Indeed, General Growth Properties may be filing for Chapter 11 any day now, which can’t make Tommy Friedman very happy, seeing his billionaire status put at risk. However, when big commercial real estate firms go under, guess what? They don’t pay their local taxes. And the stores that go out of business in the malls they own don’t generate any sales taxes. Which means many local municipalities lose a large amount of the revenues they depend upon to finance schools, fire fighters, police and other essential services.

Which again brings the financial hurt back to you and me. Tom Friedman will manage just fine, trust me. It’s our jobs, our families livelihoods and the future for our kids which are really in danger today. Which makes you wonder why any Democrat would continue to support extending Bush’s tax cuts for the rich. I sure don’t see any reason for letting the people who profited and partied off the decline of the middle class in America over the past three decades getting away scot free with their often ill earned gains.

But the tax-cut components of the package are hardly a clean break with the Bush years, presuming that is what Mr. Obama meant by the troubled past. To win the support of Republican lawmakers, the package is shaping up to include roughly $150 billion in business tax breaks, even though such breaks are widely recognized as packing very little bang for the buck when it comes to economic stimulus. […]

The deteriorating job situation also calls for ensuring that states do not have to make unduly burdensome cuts in their own budgets. State and local governments are big employers in their own right, and money that is fed through them quickly reaches beneficiaries and contractors, as well as employees, helping to save and create jobs by supporting demand.

Every dollar spent on a politically expedient tax cut is money that is not spent where it could do more good. It also perpetuates the corrosive debate in which taxes are portrayed as basically evil and tax cuts as unmitigated good. That is not a debate that Mr. Obama should engage.
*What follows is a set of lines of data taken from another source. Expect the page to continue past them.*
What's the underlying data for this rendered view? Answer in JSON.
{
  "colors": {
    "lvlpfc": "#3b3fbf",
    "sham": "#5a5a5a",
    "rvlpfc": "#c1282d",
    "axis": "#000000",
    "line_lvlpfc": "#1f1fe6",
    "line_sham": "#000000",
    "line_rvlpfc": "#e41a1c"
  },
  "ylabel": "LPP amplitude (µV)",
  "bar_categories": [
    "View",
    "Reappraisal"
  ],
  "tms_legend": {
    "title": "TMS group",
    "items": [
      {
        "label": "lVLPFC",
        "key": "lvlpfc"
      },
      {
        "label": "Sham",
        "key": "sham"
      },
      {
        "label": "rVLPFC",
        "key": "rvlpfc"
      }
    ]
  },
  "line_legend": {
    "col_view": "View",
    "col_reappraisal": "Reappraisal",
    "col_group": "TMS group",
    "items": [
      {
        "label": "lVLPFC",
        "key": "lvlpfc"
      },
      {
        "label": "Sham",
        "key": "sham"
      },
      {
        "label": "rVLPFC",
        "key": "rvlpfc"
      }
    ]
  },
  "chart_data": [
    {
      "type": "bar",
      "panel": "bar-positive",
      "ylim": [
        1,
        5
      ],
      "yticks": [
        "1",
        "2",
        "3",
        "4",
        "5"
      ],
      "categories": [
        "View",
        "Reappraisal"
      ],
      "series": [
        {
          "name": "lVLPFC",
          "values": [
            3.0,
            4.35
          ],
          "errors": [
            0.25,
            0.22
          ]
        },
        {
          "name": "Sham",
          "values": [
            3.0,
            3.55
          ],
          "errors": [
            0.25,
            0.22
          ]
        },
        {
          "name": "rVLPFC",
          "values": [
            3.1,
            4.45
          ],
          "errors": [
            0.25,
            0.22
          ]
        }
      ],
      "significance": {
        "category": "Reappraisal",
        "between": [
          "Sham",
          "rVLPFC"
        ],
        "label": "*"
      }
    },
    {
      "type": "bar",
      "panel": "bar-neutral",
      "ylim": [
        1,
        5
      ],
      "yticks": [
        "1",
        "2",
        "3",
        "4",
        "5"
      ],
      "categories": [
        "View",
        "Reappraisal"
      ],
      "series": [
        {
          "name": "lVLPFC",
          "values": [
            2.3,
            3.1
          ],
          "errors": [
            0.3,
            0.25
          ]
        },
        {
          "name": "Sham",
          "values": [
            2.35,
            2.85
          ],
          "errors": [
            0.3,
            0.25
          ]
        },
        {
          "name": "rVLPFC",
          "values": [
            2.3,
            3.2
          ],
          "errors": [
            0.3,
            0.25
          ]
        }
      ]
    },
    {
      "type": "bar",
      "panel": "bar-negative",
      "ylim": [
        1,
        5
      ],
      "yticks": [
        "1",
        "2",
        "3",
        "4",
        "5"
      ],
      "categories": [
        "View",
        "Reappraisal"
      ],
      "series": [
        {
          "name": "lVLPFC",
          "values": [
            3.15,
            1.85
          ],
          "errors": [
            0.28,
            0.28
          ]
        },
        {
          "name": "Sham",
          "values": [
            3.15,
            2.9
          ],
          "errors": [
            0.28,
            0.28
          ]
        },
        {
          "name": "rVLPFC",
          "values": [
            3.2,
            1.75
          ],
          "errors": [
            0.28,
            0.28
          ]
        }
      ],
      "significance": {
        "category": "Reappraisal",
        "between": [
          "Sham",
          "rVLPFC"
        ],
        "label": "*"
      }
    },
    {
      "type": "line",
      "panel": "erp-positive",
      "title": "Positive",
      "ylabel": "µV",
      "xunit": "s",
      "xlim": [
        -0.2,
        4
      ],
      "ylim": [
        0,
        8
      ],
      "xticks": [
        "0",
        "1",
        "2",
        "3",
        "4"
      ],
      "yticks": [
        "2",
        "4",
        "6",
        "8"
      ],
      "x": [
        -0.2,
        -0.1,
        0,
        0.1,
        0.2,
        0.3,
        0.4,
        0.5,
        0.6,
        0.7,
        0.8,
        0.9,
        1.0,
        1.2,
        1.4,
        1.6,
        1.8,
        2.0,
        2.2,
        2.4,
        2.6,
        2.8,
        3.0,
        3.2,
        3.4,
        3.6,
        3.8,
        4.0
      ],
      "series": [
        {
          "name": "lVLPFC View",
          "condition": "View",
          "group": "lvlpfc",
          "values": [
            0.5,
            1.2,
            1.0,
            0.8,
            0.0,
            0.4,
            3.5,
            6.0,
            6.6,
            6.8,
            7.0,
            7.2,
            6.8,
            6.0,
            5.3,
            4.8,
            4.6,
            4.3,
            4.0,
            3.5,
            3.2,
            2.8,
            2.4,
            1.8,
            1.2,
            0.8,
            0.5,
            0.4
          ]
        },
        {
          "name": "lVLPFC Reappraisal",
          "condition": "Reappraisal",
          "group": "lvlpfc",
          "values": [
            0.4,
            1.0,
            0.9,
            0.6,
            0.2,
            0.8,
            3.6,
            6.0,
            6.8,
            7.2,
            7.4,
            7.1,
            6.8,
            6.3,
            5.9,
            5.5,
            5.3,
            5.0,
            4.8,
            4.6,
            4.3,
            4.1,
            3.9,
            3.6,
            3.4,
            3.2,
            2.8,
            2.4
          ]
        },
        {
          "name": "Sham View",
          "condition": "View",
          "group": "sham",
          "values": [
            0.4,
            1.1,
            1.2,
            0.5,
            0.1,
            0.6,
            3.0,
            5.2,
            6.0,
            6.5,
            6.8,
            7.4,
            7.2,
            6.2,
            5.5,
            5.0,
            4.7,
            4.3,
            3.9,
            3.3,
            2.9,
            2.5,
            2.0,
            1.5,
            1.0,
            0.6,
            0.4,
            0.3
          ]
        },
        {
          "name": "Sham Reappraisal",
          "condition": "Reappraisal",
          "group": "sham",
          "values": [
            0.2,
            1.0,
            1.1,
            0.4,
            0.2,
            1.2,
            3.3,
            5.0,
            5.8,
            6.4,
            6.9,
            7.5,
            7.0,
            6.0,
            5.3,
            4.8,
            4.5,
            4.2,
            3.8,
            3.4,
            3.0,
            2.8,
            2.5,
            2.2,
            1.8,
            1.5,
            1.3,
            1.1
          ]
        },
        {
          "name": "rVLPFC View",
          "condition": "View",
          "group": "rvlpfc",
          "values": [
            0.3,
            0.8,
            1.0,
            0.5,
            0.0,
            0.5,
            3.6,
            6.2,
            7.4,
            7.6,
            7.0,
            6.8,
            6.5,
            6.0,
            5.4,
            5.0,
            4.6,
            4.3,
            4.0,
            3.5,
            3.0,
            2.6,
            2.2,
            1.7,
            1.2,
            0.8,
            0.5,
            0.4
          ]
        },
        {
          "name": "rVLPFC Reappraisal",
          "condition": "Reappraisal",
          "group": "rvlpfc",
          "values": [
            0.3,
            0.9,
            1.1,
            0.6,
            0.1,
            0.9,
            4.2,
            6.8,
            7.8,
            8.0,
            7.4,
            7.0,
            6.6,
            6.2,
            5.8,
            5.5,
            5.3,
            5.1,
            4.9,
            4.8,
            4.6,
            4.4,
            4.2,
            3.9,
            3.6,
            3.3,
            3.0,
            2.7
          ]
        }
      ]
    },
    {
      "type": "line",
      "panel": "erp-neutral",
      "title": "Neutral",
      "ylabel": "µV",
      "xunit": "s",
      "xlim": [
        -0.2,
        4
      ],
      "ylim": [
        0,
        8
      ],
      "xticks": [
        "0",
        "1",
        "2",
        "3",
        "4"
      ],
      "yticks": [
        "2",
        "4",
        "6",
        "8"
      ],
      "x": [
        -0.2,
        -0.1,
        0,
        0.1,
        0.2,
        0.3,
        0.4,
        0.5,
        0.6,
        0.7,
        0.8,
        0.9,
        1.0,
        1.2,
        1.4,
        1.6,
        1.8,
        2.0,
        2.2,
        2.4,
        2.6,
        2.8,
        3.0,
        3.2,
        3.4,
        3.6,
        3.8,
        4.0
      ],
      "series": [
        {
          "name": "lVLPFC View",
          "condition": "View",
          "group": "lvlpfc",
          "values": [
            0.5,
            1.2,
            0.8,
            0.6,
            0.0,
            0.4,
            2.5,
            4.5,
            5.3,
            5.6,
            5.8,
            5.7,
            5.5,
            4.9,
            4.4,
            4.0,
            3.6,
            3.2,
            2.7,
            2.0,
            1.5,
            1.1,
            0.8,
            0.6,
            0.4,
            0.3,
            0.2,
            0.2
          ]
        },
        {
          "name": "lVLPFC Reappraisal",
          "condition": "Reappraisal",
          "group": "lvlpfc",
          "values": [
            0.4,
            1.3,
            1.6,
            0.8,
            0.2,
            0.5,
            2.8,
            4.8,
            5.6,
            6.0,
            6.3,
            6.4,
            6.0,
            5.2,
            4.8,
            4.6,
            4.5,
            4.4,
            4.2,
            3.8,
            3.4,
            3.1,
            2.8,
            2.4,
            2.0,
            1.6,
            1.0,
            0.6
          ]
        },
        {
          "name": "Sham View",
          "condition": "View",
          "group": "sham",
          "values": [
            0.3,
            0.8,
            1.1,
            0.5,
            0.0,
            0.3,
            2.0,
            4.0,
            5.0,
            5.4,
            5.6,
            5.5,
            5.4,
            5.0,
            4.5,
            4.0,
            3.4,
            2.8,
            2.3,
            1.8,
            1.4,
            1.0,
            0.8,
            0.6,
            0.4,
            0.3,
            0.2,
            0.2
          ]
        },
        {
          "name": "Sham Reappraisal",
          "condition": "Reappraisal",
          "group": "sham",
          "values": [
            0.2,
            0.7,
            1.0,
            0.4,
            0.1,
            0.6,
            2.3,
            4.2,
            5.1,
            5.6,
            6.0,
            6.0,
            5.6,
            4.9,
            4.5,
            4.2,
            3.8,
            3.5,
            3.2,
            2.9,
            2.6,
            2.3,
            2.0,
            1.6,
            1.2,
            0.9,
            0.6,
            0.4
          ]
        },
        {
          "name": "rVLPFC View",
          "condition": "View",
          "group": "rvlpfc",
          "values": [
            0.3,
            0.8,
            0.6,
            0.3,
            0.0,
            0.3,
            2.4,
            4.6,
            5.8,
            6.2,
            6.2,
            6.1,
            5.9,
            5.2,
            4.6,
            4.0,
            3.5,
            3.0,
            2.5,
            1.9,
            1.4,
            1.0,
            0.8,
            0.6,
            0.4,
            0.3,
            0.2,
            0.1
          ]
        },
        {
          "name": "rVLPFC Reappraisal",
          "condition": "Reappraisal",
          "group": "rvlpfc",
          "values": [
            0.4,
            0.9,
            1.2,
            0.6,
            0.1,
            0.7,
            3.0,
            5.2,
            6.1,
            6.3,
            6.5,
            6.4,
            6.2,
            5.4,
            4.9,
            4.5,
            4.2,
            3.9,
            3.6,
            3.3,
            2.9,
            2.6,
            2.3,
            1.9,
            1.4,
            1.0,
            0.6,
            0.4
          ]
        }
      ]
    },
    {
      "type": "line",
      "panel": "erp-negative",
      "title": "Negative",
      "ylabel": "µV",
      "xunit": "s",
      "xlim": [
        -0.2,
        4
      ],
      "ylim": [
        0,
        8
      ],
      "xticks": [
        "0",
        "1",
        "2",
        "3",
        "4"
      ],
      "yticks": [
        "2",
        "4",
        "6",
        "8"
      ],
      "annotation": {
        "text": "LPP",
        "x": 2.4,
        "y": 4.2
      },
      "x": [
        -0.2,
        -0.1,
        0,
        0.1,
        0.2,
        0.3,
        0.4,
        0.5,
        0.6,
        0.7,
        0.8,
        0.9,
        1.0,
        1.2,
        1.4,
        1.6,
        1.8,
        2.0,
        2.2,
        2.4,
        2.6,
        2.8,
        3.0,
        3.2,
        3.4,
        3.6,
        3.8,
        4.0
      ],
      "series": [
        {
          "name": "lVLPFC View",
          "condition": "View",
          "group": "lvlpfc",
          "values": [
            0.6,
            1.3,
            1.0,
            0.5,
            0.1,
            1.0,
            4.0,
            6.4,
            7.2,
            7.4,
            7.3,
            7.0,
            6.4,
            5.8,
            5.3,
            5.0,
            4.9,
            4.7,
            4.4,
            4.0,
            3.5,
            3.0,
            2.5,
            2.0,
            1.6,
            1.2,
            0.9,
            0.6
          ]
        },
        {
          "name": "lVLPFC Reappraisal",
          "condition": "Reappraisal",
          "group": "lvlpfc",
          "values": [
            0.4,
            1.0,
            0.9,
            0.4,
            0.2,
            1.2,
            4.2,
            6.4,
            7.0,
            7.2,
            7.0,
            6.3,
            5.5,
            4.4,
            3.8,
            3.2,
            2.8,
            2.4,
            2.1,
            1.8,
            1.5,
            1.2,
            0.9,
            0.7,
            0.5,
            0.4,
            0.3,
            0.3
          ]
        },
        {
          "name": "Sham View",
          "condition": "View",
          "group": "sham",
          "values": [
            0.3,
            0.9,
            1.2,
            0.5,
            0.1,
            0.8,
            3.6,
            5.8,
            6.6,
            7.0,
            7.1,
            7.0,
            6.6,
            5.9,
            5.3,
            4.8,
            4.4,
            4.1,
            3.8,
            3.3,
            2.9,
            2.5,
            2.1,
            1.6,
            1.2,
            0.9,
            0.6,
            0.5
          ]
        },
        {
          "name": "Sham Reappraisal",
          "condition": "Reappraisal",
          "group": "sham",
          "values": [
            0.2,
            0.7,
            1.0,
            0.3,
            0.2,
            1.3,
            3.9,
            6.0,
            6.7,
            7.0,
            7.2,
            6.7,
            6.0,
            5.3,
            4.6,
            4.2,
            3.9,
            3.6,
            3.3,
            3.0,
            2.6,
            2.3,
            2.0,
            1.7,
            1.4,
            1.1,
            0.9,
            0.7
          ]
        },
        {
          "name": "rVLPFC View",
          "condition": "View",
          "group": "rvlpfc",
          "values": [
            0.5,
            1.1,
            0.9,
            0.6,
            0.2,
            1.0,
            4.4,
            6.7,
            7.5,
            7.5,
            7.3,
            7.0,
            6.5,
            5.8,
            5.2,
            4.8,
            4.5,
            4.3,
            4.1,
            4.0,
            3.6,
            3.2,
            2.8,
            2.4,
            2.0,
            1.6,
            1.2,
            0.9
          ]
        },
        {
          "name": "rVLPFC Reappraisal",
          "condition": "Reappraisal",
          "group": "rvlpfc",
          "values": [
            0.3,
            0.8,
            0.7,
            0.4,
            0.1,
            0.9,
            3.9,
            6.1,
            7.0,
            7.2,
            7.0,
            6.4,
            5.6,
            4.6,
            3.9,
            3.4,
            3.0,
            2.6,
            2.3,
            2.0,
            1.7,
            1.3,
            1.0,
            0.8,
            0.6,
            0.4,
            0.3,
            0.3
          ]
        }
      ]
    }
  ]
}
But what do I know? I’m only an ex-bankruptcy attorney who watched banks and rich folks (admittedly many of them my clients at the time) get away with losing their investors’ and shareholder’s monies right and left in the 1980’s and 90’s while still making out like bandits themselves. Maybe that’s just the way the world works. But it sure isn’t the change I voted for this past Fall. That much I do know.